Personal protective equipment (PPE) refers to all clothing and accessories designed to keep employees safe at their workplace. Personal protection begins with personal clothing choices. Usual clothes, while not considered PPE, provide some protection against chemical splash and other hazards. Closed-toe shoes are also required for lab workers to protect themselves from chemical splashes, moving machinery, sharp objects, hot materials, and falling objects. Crocs and other shoes with holes in the tops do not provide adequate foot protection. Because the worker was wearing shorts and flip-flops at the time of the accident, he received severe chemical burns on his legs and feet.

Lab workers should also avoid wearing or securing loose clothing, and they should tie back long hair. Long hair or loose clothing can get caught in equipment or get dragged through chemicals in beakers or flames (such as a Bunsen burner). Things can be knocked off the bench by long, sloppy sleeves on a shirt or sweater. The lab coat will shield contaminants from the wearer's clothing and exposed skin (such as on the arms).

If you handle hazardous materials, even in small quantities, you should wear protective gloves. It is critical to select the appropriate type of glove for the hazard, such as chemical-resistant gloves, heat-resistant gloves, etc. It is important to understand that no chemical-resistant glove can protect against all chemical endangerments. You can consult lab supply distributors for glove vs. chemical comparison charts when selecting chemically resistant gloves, or read the Material Safety Data Sheet for guidance. When working in a lab, eye and face protection are mandatory and must be worn if hazards that could cause eye or face injury exists.

Safety glasses and goggles provide impact protection, while chemical splash goggles give the best chemical splash protection. Eye protection must be worn even if the amount of chemical is small or engineering controls, such as fume hoods, are used. Other types of goggles provide laser or UV protection. Face shields shield the entire face from projectiles and provide some splash protection.

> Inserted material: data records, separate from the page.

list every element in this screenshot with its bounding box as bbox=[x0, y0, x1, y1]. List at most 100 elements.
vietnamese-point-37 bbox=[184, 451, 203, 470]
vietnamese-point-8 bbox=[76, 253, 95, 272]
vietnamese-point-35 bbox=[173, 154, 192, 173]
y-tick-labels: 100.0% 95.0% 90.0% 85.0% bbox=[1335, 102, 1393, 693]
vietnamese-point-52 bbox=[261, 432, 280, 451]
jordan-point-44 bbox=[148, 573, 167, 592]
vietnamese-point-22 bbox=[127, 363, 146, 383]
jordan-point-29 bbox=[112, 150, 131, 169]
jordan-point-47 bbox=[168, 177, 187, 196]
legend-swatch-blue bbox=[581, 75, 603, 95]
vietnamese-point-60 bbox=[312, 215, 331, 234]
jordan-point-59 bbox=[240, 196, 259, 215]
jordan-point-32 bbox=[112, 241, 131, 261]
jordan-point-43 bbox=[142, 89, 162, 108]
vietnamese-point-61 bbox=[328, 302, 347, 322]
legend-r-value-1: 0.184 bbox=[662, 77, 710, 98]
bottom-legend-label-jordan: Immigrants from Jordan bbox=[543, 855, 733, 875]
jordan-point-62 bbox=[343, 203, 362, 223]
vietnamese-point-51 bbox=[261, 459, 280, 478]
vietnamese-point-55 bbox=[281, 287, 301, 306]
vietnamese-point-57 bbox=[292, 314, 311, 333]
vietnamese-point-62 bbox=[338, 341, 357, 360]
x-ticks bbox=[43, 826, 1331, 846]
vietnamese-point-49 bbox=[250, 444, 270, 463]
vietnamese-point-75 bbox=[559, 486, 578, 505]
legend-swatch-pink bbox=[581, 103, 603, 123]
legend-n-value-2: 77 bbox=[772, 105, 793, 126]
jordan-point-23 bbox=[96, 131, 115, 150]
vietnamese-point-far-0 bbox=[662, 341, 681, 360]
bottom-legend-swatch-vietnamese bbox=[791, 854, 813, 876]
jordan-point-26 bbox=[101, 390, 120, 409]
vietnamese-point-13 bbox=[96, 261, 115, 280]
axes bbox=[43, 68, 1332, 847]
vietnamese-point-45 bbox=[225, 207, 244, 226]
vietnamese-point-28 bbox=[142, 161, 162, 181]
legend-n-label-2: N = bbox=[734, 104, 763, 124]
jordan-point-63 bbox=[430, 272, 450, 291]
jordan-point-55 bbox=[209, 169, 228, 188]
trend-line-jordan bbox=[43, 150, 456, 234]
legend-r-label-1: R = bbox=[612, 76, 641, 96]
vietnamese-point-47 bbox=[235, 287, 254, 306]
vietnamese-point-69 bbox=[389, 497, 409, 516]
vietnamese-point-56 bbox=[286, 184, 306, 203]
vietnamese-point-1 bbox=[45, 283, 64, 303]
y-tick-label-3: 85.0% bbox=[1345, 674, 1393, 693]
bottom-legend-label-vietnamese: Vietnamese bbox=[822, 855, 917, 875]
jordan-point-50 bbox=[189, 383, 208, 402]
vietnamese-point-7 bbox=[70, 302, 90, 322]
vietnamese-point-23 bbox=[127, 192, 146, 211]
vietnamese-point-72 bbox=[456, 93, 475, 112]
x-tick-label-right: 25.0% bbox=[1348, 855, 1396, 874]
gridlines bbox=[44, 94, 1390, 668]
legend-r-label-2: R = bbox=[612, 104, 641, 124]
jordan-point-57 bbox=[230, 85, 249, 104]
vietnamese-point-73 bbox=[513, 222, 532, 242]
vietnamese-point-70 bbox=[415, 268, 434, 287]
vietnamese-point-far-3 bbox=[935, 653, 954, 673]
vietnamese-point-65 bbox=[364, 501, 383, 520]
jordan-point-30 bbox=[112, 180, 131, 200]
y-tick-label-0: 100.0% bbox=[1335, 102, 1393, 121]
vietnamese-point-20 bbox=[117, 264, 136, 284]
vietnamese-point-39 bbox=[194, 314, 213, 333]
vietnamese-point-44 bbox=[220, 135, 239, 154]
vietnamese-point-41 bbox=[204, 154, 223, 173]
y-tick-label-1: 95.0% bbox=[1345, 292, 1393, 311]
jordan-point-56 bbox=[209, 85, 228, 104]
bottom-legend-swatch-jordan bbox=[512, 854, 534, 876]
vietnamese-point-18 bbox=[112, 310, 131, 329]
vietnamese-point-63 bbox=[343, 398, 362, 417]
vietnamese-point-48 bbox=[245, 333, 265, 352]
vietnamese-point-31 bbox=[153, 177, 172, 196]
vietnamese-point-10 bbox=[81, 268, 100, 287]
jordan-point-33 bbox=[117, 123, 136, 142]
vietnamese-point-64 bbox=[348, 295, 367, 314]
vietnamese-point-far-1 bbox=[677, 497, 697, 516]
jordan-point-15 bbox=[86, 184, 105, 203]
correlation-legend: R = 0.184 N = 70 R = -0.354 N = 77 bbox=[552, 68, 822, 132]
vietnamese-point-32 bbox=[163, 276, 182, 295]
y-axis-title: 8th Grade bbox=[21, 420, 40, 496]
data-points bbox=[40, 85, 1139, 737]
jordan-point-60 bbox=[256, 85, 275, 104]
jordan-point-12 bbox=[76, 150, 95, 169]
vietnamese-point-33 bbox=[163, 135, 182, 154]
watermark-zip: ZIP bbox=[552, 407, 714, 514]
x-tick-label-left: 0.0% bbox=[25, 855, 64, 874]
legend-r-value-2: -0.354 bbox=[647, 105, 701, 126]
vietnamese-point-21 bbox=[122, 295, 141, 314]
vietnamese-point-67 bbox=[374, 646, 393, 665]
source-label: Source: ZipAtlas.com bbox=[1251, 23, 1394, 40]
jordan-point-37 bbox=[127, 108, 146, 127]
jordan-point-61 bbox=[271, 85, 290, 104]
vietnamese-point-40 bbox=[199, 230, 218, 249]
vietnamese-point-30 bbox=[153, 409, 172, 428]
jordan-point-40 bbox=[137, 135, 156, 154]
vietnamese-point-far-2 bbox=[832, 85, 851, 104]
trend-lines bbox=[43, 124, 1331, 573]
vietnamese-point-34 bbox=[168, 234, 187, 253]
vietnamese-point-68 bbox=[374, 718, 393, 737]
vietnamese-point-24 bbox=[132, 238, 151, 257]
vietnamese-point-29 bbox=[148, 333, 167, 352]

The most basic PPE required in a lab is lab coats, gloves, and safety glasses. Other hazards may necessitate the use of additional PPE.

When working in a laboratory, it is critical to be accurately dressed. If you follow the following guidelines, you can ensure that your clothing protects you from chemical spills, biological spills, and radioactive spills:


  • Always wear shoes that completely cover your feet and protect them.

  • Wear clothing that covers and protects your legs down to your ankles constantly.


  • Wear sandals, flip-flops, or clogs with open toes or heels. Shoes made of porous materials offer little protection in the event of a spill and should be avoided. High-heeled shoes are not allowed in the lab.

  • Shorts, skirts, and other clothing which do not cover your legs below your lab coat are prohibited.

Remember that proper attire is essential for being well-prepared to work in the lab. To ensure that workers are well prepared for incidents, lab coats, gloves, and safety glasses or goggles are required. Additional personal protective equipment may be required, which should be chosen based on the hazards of your job.